Insights into intercellular receptor-ligand binding kinetics in cell communication

Abstract

Cell-cell communication is crucial for cells to sense, respond and adapt to environmental cues and stimuli. The intercellular communication process, which involves multiple length scales, is mediated by the specific binding of membrane-anchored receptors and ligands. Gaining insight into two-dimensional receptor-ligand binding kinetics is of great significance for understanding numerous physiological and pathological processes, and stimulating new strategies in drug design and discovery. To this end, extensive studies have been performed to illuminate the underlying mechanisms that control intercellular receptor-ligand binding kinetics via experiment, theoretical analysis and numerical simulation. It has been well established that the cellular microenvironment where the receptor-ligand interaction occurs plays a vital role. In this review, we focus on the advances regarding the regulatory effects of three factors including 1) protein-membrane interaction, 2) biomechanical force, and 3) bioelectric microenvironment to summarize the relevant experimental observations, underlying mechanisms, as well as their biomedical significances and applications. Meanwhile, we introduce modeling methods together with experiment technologies developed for dealing with issues at different scales. We also outline future directions to advance the field and highlight that building up systematic understandings for the coupling effects of these regulatory factors can greatly help pharmaceutical development.
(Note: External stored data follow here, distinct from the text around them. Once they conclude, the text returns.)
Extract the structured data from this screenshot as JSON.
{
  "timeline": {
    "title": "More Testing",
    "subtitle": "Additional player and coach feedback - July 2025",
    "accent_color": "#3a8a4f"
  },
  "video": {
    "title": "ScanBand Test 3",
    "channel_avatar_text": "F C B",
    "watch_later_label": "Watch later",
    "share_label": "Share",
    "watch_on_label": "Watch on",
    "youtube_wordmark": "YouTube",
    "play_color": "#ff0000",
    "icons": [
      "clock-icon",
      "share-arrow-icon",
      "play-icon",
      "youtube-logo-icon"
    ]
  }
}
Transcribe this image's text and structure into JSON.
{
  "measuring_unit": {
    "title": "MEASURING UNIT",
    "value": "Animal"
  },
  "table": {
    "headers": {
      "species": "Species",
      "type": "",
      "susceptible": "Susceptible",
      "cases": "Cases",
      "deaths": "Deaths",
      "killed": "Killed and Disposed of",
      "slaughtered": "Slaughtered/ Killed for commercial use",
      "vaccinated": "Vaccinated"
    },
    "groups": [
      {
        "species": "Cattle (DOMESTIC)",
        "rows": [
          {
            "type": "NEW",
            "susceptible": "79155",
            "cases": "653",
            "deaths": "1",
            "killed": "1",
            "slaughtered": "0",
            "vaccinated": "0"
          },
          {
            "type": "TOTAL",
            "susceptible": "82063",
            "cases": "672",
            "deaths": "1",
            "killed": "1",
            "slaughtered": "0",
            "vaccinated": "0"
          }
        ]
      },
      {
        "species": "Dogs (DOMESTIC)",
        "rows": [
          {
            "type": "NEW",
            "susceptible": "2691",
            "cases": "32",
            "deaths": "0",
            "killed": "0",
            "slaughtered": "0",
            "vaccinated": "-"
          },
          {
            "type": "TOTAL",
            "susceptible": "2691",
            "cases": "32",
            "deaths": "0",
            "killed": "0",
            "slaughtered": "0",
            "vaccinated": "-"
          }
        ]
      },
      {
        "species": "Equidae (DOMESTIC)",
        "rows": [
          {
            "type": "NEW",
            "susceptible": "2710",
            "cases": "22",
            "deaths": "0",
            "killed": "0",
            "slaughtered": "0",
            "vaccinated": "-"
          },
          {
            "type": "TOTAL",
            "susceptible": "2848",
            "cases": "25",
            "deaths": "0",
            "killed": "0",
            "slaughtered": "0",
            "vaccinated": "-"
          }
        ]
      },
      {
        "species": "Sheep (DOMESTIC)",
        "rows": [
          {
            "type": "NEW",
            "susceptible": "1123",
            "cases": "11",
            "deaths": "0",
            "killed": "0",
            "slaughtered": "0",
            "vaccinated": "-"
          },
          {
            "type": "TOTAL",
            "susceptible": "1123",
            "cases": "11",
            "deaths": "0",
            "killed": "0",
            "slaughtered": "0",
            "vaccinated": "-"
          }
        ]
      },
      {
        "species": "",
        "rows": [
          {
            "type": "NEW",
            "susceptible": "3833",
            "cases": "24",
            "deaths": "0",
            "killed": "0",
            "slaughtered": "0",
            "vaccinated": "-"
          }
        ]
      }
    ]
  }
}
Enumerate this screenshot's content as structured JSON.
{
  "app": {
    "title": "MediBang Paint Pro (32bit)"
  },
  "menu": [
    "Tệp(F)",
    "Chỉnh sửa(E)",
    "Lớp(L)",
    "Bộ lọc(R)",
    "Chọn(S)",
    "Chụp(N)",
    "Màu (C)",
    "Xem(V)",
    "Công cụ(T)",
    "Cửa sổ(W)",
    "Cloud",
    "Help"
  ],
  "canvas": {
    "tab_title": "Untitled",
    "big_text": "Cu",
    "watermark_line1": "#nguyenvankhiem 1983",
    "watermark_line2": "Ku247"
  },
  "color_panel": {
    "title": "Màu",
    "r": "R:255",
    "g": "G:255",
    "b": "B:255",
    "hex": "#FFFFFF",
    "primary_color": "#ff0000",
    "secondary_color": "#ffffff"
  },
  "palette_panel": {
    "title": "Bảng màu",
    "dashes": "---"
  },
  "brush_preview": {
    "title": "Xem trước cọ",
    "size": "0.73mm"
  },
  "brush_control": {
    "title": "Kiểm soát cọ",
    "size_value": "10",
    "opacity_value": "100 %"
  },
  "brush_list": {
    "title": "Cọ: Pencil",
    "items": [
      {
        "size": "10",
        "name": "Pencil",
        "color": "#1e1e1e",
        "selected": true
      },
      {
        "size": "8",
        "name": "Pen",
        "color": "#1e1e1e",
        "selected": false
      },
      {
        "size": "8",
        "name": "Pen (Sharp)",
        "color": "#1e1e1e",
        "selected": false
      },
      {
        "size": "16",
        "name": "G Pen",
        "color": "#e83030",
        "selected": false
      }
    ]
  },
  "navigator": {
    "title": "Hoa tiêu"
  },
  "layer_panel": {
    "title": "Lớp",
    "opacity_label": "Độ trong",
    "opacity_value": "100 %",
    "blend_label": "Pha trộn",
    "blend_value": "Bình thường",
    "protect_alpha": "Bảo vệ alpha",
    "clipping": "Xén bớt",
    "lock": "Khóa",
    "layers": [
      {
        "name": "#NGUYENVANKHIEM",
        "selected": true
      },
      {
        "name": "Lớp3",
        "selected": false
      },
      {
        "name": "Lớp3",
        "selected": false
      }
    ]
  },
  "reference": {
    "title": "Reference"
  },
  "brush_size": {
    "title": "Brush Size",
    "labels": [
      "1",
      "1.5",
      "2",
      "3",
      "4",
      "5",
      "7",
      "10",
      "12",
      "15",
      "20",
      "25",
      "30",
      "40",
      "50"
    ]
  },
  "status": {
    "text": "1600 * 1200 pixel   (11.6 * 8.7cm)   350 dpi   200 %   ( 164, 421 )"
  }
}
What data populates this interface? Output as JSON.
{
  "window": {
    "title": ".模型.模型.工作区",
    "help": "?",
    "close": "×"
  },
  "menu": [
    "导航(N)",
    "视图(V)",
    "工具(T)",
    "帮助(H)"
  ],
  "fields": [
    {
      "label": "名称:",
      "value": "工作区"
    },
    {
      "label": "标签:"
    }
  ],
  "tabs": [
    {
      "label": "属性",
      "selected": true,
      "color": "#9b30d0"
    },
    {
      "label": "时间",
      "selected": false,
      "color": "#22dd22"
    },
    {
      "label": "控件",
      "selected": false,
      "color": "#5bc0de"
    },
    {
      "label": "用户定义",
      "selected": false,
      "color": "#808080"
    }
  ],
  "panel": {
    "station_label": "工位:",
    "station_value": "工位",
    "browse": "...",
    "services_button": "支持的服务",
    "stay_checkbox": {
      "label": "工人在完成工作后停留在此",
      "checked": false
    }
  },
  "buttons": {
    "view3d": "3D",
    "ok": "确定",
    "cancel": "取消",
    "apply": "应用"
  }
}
Keywords: bioelectric microenvironment; biomechanical force; cell communication; intercellular receptor-ligand binding kinetics; protein-membrane interaction.

FIGURE 1

(A) Two fluctuating membranes adhering via specific binding of transmembrane (light blue) and lipid-anchored (light purple) receptor and ligand proteins. Both the thermal shape fluctuations of membranes, which change the average membrane separation and relative membrane roughness, and the anchoring energy affect the receptor-ligand binding kinetics. (B) Wedge-shaped transmembrane proteins bend their associated membranes to induce membrane curvature. The local curvatures induced by receptor and ligand affect their binding kinetics by 1) altering the local separation and relative roughness of the two apposing membranes and 2) causing protein-protein cis-repulsion on each membrane. (C) Preferential partitioning of membrane-anchored receptors and ligands in the lipid rafts (light green) enhances the binding affinity of those proteins, which can be partially attributed to the entropy gain of the membranes resulting from raft-induced protein aggregation. (D) Adhering membranes linked via two types of membrane-anchored receptors and ligands with different lengths in the presence of glycocalyx (dark green). The difference in lengths between the shorter and longer receptor-ligand complexes, on the one hand, forms a steric barrier for the complex formation, on the other hand, facilitates protein aggregation to enhance binding. These two competing effects are additionally regulated by the presence of glycocalyx.

FIGURE 2

Biomechanical regulations of membrane receptors’ functions revealed by SMFS techniques. (A) AFM dissecting biomechanical regulations on the interaction of P-selectin and PSGL-1 [Adapted from Ref. (An et al., 2017)]. (B) Dual BFP system revealing biomechanical-chemical coupling signal transduction circuits on platelet. (C) Fluorescent imaging integrated BFP system digitalizing the triggering threshold of TCR [Adapted from Ref. (An et al., 2017)].

FIGURE 3

Bioelectric cues surrounding TCRs on T cell membranes. The bioelectric cues that potentially affect TCR functions include membrane potential, ion flux and anionic lipids in the inner cell membranes. Ca²⁺ flux induced by TCR triggering impedes the electrostatic interaction between anionic lipids and the basic rich regions in CD3 tails.